Analysis of microbial extracellular polysaccharides in biofilms by HPLC. Part I: Development of the analytical method using two complementary stationary phases.

The investigation of microbial extracellular polymeric substances (EPS) is helpful for the implementation of analytical methods which are suitable for biofilm analysis in order to understand the architecture and function of biofilms. A procedure for the qualitative and quantitative determination of various monosaccharides, oligosaccharides and uronic acids as important components of the carbohydrate fraction of microbial EPS by high-performance liquid chromatography (HPLC) and refractive index (RI)/UV detection is presented. Porous graphitic carbon and lead-form cation-exchanger have been examined as stationary phases. Therefore, two complementary HPLC methods are presented. To simulate the conditions of hydrolysis, the influences of various salts, acids and alkalis as matrix components have been investigated. Furthermore, the dependencies on the pH value and temperature of the mobile phase have been thoroughly studied.
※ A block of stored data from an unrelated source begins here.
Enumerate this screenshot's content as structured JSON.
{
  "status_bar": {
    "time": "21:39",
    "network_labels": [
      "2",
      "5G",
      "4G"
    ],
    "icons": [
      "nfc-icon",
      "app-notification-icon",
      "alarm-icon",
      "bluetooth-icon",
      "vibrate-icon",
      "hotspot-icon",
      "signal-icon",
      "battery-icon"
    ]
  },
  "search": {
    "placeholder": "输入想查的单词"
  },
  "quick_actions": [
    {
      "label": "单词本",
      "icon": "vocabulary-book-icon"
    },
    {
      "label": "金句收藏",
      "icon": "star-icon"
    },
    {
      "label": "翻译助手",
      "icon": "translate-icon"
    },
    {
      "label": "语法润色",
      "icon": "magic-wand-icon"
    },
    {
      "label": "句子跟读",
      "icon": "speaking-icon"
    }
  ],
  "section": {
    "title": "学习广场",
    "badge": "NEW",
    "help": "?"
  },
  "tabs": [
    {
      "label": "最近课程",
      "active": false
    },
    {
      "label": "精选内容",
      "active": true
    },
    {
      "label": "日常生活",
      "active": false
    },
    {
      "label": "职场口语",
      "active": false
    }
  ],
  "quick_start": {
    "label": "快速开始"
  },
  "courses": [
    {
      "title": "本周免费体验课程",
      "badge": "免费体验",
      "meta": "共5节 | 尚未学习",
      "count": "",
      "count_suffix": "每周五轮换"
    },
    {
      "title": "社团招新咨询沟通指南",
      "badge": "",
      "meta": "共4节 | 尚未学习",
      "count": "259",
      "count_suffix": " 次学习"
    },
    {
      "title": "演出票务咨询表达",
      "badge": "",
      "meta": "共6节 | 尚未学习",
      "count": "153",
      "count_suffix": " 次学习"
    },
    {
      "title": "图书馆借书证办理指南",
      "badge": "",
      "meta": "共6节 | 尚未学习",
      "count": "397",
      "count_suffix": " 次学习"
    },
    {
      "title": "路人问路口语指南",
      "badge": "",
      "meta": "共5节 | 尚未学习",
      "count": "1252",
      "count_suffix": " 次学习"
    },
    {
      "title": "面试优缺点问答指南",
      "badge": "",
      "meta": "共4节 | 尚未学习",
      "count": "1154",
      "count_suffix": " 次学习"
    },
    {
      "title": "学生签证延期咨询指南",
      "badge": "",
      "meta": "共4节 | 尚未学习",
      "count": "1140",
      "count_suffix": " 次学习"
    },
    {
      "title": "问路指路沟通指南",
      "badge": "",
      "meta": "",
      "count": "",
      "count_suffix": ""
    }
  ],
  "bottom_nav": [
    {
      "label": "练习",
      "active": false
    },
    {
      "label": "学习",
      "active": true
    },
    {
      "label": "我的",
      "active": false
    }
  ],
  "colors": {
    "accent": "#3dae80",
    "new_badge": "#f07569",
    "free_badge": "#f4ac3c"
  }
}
The results showed that the lead-form cation-exchanger is suitable for the separation of the neutral monosaccharides. However, for direct analysis after acidic hydrolysis with H(2)SO(4), HCl or trifluoroacetic acid, an additional purification step, e.g., precipitation or lyophilization, is necessary when the cation-exchanger is used. With the exception of hydrolysis with HCl, the porous graphitic carbon stationary phase can be used without any further purification step and is appropriate for the separation of uronic acids and their gamma-lactones. Additionally, the separation of a single monosaccharide and its derivatives is possible. Analytical parameters including the sensitivities, repeatabilities, limits of detection and limits of quantification of both HPLC methods using the RI detector are presented. The optimized method has been applied for the characterization of alginates and is also suitable for other extracellular polysaccharides in biofilms.